Namun, Purbaya menegaskan bahwa kebijakan ini bukan berarti pemerintah mengakomodasi rokok ilegal sebagai bagian dari ekonomi secara cuma-cuma.
Menurutnya, pelaku usaha tetap harus masuk ke jalur resmi dan memenuhi kewajiban membayar pajak.
“Bukan dilegalkan begitu saja. Mereka harus masuk ke sistem legal dengan membayar cukai tertentu,” bebernya.
Langkah merangkul produsen ilegal ini diambil sebagai upaya pemerintah untuk menjaga keberlangsungan industri yang bersifat padat karya sekaligus menekan kerugian industri hasil tembakau (IHT) legal.
Selain itu, kebijakan ini diprediksi mampu memaksimalkan penerimaan negara hingga mencapai angka triliunan rupiah jika berjalan efektif.
“Kalau benar besar seperti yang diklaim, tentu kontribusinya juga besar.

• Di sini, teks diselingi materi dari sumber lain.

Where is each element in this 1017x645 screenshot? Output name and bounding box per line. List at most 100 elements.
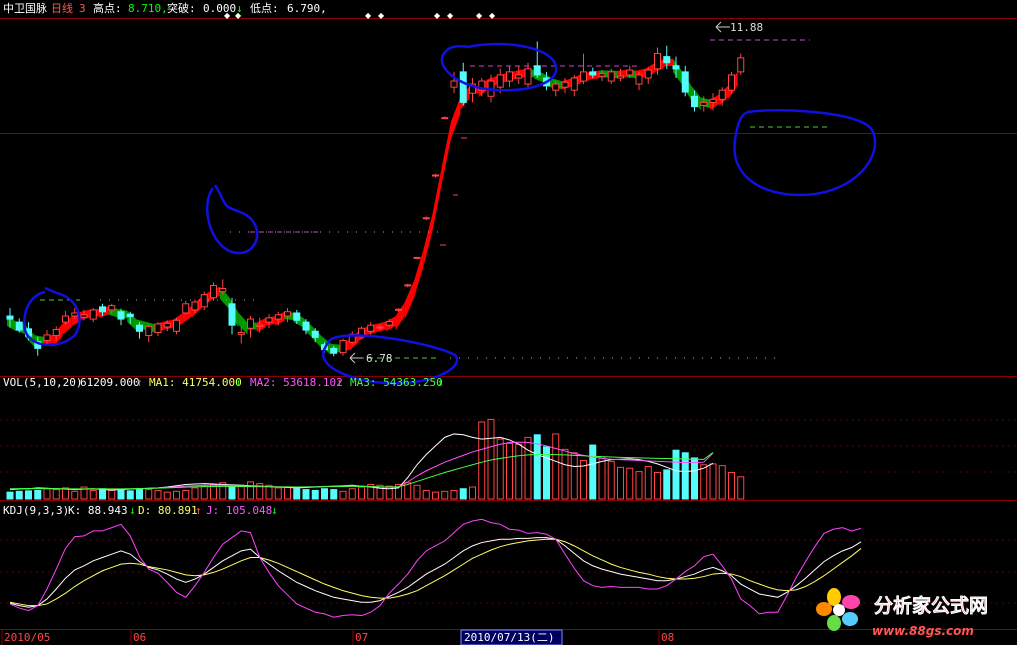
volume-bar: [570, 452, 578, 500]
candle-body: [210, 285, 217, 299]
volume-bar: [173, 490, 180, 500]
volume-bar: [515, 443, 523, 500]
candle-body: [737, 57, 745, 73]
candle-body: [552, 83, 560, 91]
volume-bar: [506, 442, 513, 500]
date-label-may: 2010/05: [4, 631, 50, 644]
candle-body: [617, 75, 624, 79]
candle-body: [265, 317, 273, 323]
star-icon: ◆: [434, 11, 441, 20]
volume-bar: [478, 421, 486, 500]
kdj-j-arrow: ↓: [271, 504, 278, 517]
star-icon: ◆: [489, 11, 496, 20]
volume-ma1: MA1: 41754.000: [149, 376, 242, 389]
high-value: 8.710,: [128, 2, 168, 15]
price-header: 中卫国脉 日线 3 高点: 8.710, 突破: 0.000 ↓ 低点: 6.7…: [3, 1, 327, 15]
volume-bar: [358, 486, 365, 500]
candle-body: [200, 294, 208, 308]
candle-body: [589, 71, 597, 76]
star-icon: ◆: [365, 11, 372, 20]
volume-bar: [117, 489, 125, 500]
candle-body: [293, 312, 301, 321]
candle-body: [561, 81, 569, 88]
candle-body: [89, 309, 97, 320]
breakout-value: 0.000: [203, 2, 236, 15]
candle-body: [506, 71, 513, 82]
volume-bar: [293, 488, 301, 500]
kdj-header: KDJ(9,3,3) K: 88.943 ↓ D: 80.891 ↑ J: 10…: [3, 504, 279, 517]
volume-bar: [108, 489, 116, 500]
volume-ma3-arrow: ↓: [437, 376, 444, 389]
candle-body: [441, 117, 449, 120]
candle-body: [302, 321, 310, 331]
volume-bar: [672, 449, 680, 500]
volume-bar: [191, 487, 199, 500]
candle-body: [413, 256, 421, 259]
volume-bar: [311, 489, 319, 500]
volume-bar: [413, 484, 421, 500]
volume-bar: [552, 433, 560, 500]
candle-body: [80, 314, 88, 318]
kdj-k-value: K: 88.943: [68, 504, 128, 517]
candle-body: [145, 325, 153, 337]
candle-body: [339, 339, 347, 354]
volume-bar: [6, 491, 14, 500]
candle-body: [395, 308, 402, 311]
volume-bar: [265, 484, 273, 500]
candle-body: [62, 315, 69, 323]
candle-body: [126, 313, 134, 318]
candle-body: [635, 74, 643, 85]
volume-ma1-arrow: ↓: [235, 376, 242, 389]
candle-body: [672, 65, 680, 70]
watermark-url: www.88gs.com: [872, 624, 974, 638]
stock-name: 中卫国脉: [3, 1, 47, 15]
volume-bar: [617, 466, 624, 500]
candle-body: [728, 74, 735, 91]
volume-ma3: MA3: 54363.250: [350, 376, 443, 389]
candle-body: [422, 217, 430, 220]
volume-bar: [302, 489, 310, 500]
volume-bar: [598, 456, 606, 500]
volume-bar: [71, 490, 79, 500]
candle-body: [330, 347, 338, 354]
candle-body: [515, 74, 523, 79]
low-value: 6.790,: [287, 2, 327, 15]
volume-bar: [700, 464, 708, 500]
volume-bar: [99, 488, 106, 500]
candle-body: [15, 321, 23, 331]
candle-body: [136, 324, 143, 332]
breakout-label: 突破:: [167, 1, 196, 15]
volume-bar: [52, 489, 60, 500]
stock-chart[interactable]: 11.88 6.78 ◆ ◆ ◆ ◆ ◆ ◆ ◆ ◆ 中卫国脉 日线 3 高点:…: [0, 0, 1017, 645]
volume-bar: [330, 489, 338, 500]
candle-body: [154, 323, 162, 333]
volume-bar: [136, 488, 143, 500]
star-icon: ◆: [378, 11, 385, 20]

Tapi kita lihat dulu implementasinya,” beber Purbaya.
Meski optimis pada sisi ekonomi, ia menyebutkan bahwa pemerintah saat ini juga tengah melakukan pengkajian mendalam mengenai dampak kesehatan yang mungkin timbul.
Purbaya memberikan sinyal tegas kepada pelaku rokok ilegal bahwa pemerintah akan mengevaluasi efektivitas kebijakan ini dalam satu hingga dua bulan pertama setelah diterapkan.